The waiver also supplies one-third of the funding that community mental health centers need to serve people with serious mental illnesses and developmental disabilities. It helped 173,000 people receive mental health services in 2017 alone. While state leaders have prioritized improving mental health care, any gains would be wiped out by the devastation that would occur without this funding.
Innovations that have improved care delivery and access are also in danger. Right now, Texas should be building on these programs’ successes — if the waiver expires, we might be forced to step backward.

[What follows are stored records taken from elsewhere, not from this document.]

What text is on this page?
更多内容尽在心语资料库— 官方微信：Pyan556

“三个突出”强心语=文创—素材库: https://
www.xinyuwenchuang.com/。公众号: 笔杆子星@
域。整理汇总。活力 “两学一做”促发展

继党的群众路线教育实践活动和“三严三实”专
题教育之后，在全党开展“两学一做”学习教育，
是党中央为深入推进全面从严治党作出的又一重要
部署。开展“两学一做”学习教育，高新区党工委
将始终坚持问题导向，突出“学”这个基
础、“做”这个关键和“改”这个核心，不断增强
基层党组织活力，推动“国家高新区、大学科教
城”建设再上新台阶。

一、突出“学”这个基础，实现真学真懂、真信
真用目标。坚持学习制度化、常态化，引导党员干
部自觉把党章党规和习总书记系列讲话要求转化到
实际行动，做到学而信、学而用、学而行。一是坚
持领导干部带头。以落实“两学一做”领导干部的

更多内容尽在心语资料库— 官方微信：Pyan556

Embedded in these threats is a significant opportunity — Texas can use this negotiation to build an even more effective health care system, leveraging previous investments and ongoing successes to meet our 21st century needs. The state should work to both preserve these vital resources and create access for Texans who need medical care. Without expanding Medicaid, the state could invest these funds even more effectively — creating a system of private market coverage that gives comprehensive and potentially life-saving access to care to, among others, new mothers, people with pre-existing conditions, and hard-working Texans who cannot afford insurance.
Texas’ legislative leadership remains steadfastly conservative. They have been clear that expanding Medicaid through Obamacare is not the answer in our state.
But if the legislature sets the right course this session, Texas can establish a conservative, fiscally prudent policy, as Vice President Mike Pence did as governor of Indiana — averting a catastrophe before this funding disappears or the 2020 presidential election creates even more uncertainty.
States such as Utah and Georgia are working with the Trump administration on similar conservative solutions. Texas can, and should, lead the way. We look forward to working with the legislature, state leaders and the spectrum of stakeholders to show the nation a new way to deliver health care to people who need it.
Curran is president of the Texas Medical Association. Hart is president of the Texas Academy of Family Physicians. Henderson is president and CEO of the Texas Organization of Rural Community Hospitals. Maureen Milligan, president and CEO of Teaching Hospitals of Texas, and Ted Shaw, CEO of the Texas Hospital Association, also signed this op-ed.